This spring, we had many important questions that could only be answered over the course of 162 games. Could Carlos Silva develop into a serviceable starter? Would talent translate into performance in the Twins’ bullpen? Would the offense finally develop some consistently? The answers to those questions were determined (yes, yes, and no), as were the answers to dozens of others. However, one of the spring’s most intriguing issues was not fully illuminated: How would Minnesota favorite son and über-prospect Joe Mauer handle his role as the team’s everyday catcher?
Unfortunately, a definitive answer to that question never came. Below is a timeline of Mauer’s rookie season.

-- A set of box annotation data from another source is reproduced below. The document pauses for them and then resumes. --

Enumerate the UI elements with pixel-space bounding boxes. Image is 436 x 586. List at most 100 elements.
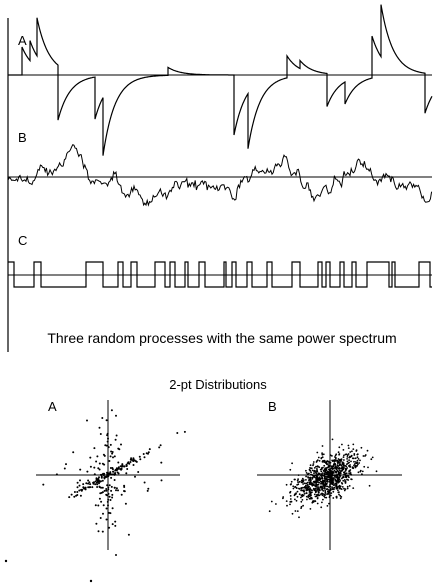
- scatter-point: [106, 500, 109, 503]
- scatter-point: [334, 465, 337, 468]
- scatter-point: [93, 447, 96, 450]
- scatter-point: [336, 475, 339, 478]
- scatter-point: [337, 462, 339, 465]
- scatter-point: [121, 464, 124, 467]
- scatter-point: [348, 472, 350, 475]
- scatter-point: [318, 460, 321, 462]
- scatter-point: [335, 485, 337, 488]
- scatter-point: [318, 494, 321, 497]
- scatter-point: [328, 496, 331, 499]
- scatter-point: [336, 476, 339, 479]
- scatter-point: [120, 493, 123, 496]
- scatter-point: [114, 520, 117, 523]
- scatter-point: [352, 487, 355, 489]
- scatter-point: [282, 497, 284, 500]
- scatter-point: [84, 488, 87, 491]
- scatter-point: [290, 480, 293, 483]
- scatter-point: [321, 489, 323, 491]
- scatter-point: [107, 504, 109, 507]
- scatter-point: [297, 478, 299, 481]
- scatter-point: [316, 502, 319, 505]
- stray-dot: [4, 559, 8, 563]
- scatter-point: [350, 460, 352, 463]
- scatter-point: [328, 469, 331, 471]
- scatter-point: [114, 438, 117, 441]
- scatter-point: [98, 497, 101, 500]
- scatter-point: [101, 530, 104, 533]
- scatter-point: [108, 511, 110, 514]
- scatter-point: [329, 470, 332, 473]
- scatter-point: [107, 492, 110, 495]
- scatter-point: [330, 492, 333, 494]
- scatter-point: [289, 468, 292, 471]
- scatter-point: [303, 482, 306, 485]
- scatter-point: [294, 485, 297, 488]
- trace-b-curve: [7, 144, 433, 207]
- scatter-point: [346, 454, 349, 457]
- scatter-point: [115, 434, 118, 437]
- scatter-point: [356, 459, 359, 462]
- scatter-point: [356, 456, 359, 459]
- scatter-point: [289, 490, 292, 493]
- scatter-point: [328, 486, 330, 488]
- scatter-point: [360, 446, 363, 449]
- scatter-point: [126, 468, 129, 470]
- scatter-point: [109, 455, 112, 458]
- scatter-point: [350, 473, 353, 476]
- scatter-point: [353, 460, 355, 463]
- scatter-point: [107, 488, 110, 491]
- scatter-point: [338, 484, 341, 487]
- scatter-point: [345, 468, 347, 471]
- scatter-point: [63, 467, 66, 470]
- scatter-point: [321, 452, 323, 455]
- scatter-point: [356, 453, 359, 456]
- scatter-point: [87, 482, 90, 485]
- scatter-point: [89, 483, 92, 486]
- scatter-point: [143, 481, 146, 484]
- scatter-point: [111, 493, 114, 496]
- scatter-point: [115, 489, 117, 492]
- scatter-point: [339, 497, 342, 500]
- scatter-point: [106, 473, 109, 476]
- scatter-point: [324, 477, 327, 480]
- scatter-point: [298, 516, 300, 519]
- scatter-point: [76, 494, 79, 496]
- scatter-point: [332, 463, 335, 466]
- scatter-point: [289, 495, 292, 497]
- scatter-point: [113, 473, 116, 476]
- scatter-point: [294, 493, 297, 496]
- scatter-point: [343, 466, 345, 468]
- scatter-point: [343, 489, 346, 492]
- scatter-point: [139, 458, 142, 461]
- scatter-point: [296, 495, 299, 498]
- scatter-point: [106, 471, 108, 474]
- scatter-point: [308, 472, 310, 475]
- scatter-point: [81, 488, 84, 491]
- scatter-point: [309, 508, 312, 510]
- scatter-point: [323, 485, 326, 488]
- scatter-point: [313, 475, 316, 478]
- scatter-point: [98, 462, 101, 465]
- scatter-point: [78, 484, 81, 487]
- scatter-point: [331, 488, 334, 491]
- scatter-point: [95, 460, 98, 463]
- scatter-point: [339, 475, 342, 477]
- scatter-point: [76, 481, 79, 484]
- scatter-point: [117, 461, 120, 464]
- scatter-point: [317, 488, 319, 490]
- scatter-point: [132, 459, 135, 462]
- scatter-point: [312, 463, 315, 465]
- scatter-point: [68, 496, 71, 499]
- scatter-point: [98, 482, 100, 485]
- scatter-point: [305, 479, 307, 481]
- scatter-point: [350, 478, 352, 480]
- scatter-point: [335, 470, 338, 473]
- scatter-point: [305, 495, 308, 498]
- scatter-point: [93, 466, 96, 469]
- scatter-point: [340, 470, 342, 473]
- scatter-point: [332, 465, 335, 468]
- scatter-point: [296, 490, 299, 493]
- scatter-point: [337, 467, 340, 470]
- scatter-point: [317, 473, 320, 476]
- scatter-point: [347, 447, 350, 449]
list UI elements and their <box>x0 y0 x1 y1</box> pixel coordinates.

As you can see, while there were some ups, they were far outweighed by the downs.
April 5: Went 2-for-3 with two walks and two runs scored in major league debut.
April 6: Injured left knee sliding while chasing a foul pop.
April 7: Placed on disabled list and underwent surgery to repair a left medial meniscus tear.
June 3: Returned to active roster.
June 6: Hit first major league home run, off Detroit's Esteban Yan.
June 11: Went 3-for-3 with a homer and two RBI to raise average to .346.
July 2: Elevated to No. 3 spot in Twins batting order.
July 7: Went 4-for-5 to push average to .340.
July 15: Struck out as pinch hitter in last regular-season appearance.
July 19: Placed on disabled list for second time.
Aug. 12: Passes two kidney stones and has a third removed.
Sept. 24: Exam ruled out additional surgery on knee, and rehab intensified.
Oct. 14: Experiences discomfort after light-to-moderate catching activities in Florida
Oct. 16: Given clean bill of health after scare, will play in Instructional League games this fall
Here are Mauer’s final totals for 2004:
The Verdict: The sample size was very small (about 1/5 of a season) but Joe was clearly one of the team’s best players when healthy this season. Very few people thought that he would hit for much power as a rookie, especially considering that he just four homers in 2003 at AA, but Mauer surprised us with six home runs and an outstanding .570 slugging percentage. He was also extremely good behind the plate, committing just two errors and throwing out 7 of 18 potential base stealers (39%). Longtime Orioles scout Deacon Jones summed it up perfectly earlier this season: “Everything you’ve heard about this kid is true.” For those 35 games, almost everyone’s expectations were exceeded. Mauer had been moved up to the #3 spot in the order and was actually producing (unlike Hunter, Koskie, and Mientkiewicz). He was even drawing some Rookie of the Year interest, despite the fact that he had missed the previous two months.
Unfortunately, it was all too good to be true. I guess it was too much to ask from the baseball gods that everything would go right this season, although we did catch our fair share of breaks overall. Mauer didn’t play after mid-July, and it was feared for a while that he might never catch again. While that doesn’t appear to be the case anymore, 2004 was pretty much a wash for Joe. We glimpsed his potential, but he simply wasn’t healthy enough for anyone to fully determine how he will perform at the major league level over the next few years.
The Future: We may not have a seasons-worth of information to go off, but that’s not going to stop me from speculating about 2005 and beyond! I firmly believe that Mauer will be the team’s Opening Day catcher once again next year. The fact that he was able to overcome this most recent hurdle is a very good sign for Joe, as he’s shown that every little setback is no longer a possibly career-threatening turn of events. Everything I’ve heard about the nature of this injury points to a full recovery. The knee can function normally without the meniscus for a very long period of time; it just takes a while for the body to get acclimated to life without it. Mauer is slowly getting used to this, and he seems to be making good progress.
I fully expect to see nearly a year’s-worth of June/July numbers from Joe in 2005: batting average around .300, perhaps 20-25 homers, and 85-90 RBIs with an OPS around .850. I had tempered expectations entering 2004 because I wasn’t sure how long it would take him to adjust to big league pitching, but the old axiom proved true: with the right swing, you can hit at any level. Joe’s got one of the sweetest swings around, and I can’t wait to see him put in a full season.
Major league pitchers, consider yourselves forewarned. You ain’t gonna be so lucky next year.
This was a scene we saw far too seldomly in 2004—Joe Mauer on the field.
If you're actually still reading this far down the page, you might be interested to know that I went 12-1 this week with my football picks over at Seth Speaks (outdistancing a talented field of 11 other "experts"). I am one of those unfortunate people who never wins anything, so please allow me a brief moment of celebration: Boo yah!
Thank you. We now return you to your regularly scheduled Twins discussion.